Ringfort (Rath), Attiflynn, Co. Galway
Co. Galway |
Ringforts
Two ringforts sharing the same local name occupy a stretch of land near Attiflynn in north County Galway, sitting roughly 250 metres apart.
Both are known as Higgin's Fort, a detail recorded by Neary in 1914, and the doubling raises quiet questions about local memory, land ownership, and how names attach themselves to earthworks over generations. The site in question here is the more easterly of the pair, and it has not fared well against time and agriculture.
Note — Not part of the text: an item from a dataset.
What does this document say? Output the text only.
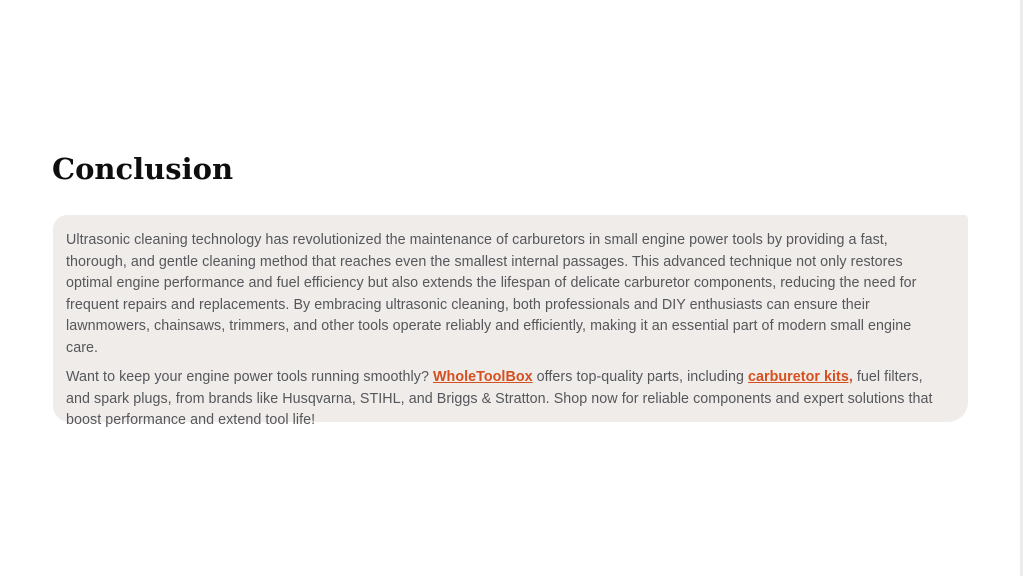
Conclusion

Ultrasonic cleaning technology has revolutionized the maintenance of carburetors in small engine power tools by providing a fast, thorough, and gentle cleaning method that reaches even the smallest internal passages. This advanced technique not only restores optimal engine performance and fuel efficiency but also extends the lifespan of delicate carburetor components, reducing the need for frequent repairs and replacements. By embracing ultrasonic cleaning, both professionals and DIY enthusiasts can ensure their lawnmowers, chainsaws, trimmers, and other tools operate reliably and efficiently, making it an essential part of modern small engine care.

Want to keep your engine power tools running smoothly? WholeToolBox offers top-quality parts, including carburetor kits, fuel filters, and spark plugs, from brands like Husqvarna, STIHL, and Briggs & Stratton. Shop now for reliable components and expert solutions that boost performance and extend tool life!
The monument is a circular rath, a type of enclosed farmstead built predominantly during the early medieval period, typically between the fifth and twelfth centuries. Such enclosures were usually formed by one or more earthen banks and ditches, protecting a family's dwelling and livestock. At Attiflynn, the defining feature that survives is a scarp, essentially a slope in the ground marking where the original bank or ditch once stood, and even that disappears entirely on the eastern side. The interior diameter of approximately 44 metres is a reasonable size for a rath of this kind, suggesting it once enclosed a modest but functioning farmstead. Field boundaries, drawn across the landscape at various points in the intervening centuries, cut through the monument, which helps explain its poor state of preservation. The archaeology beneath the surface may yet be more intact than what can be seen at ground level, but above ground there is little left to read.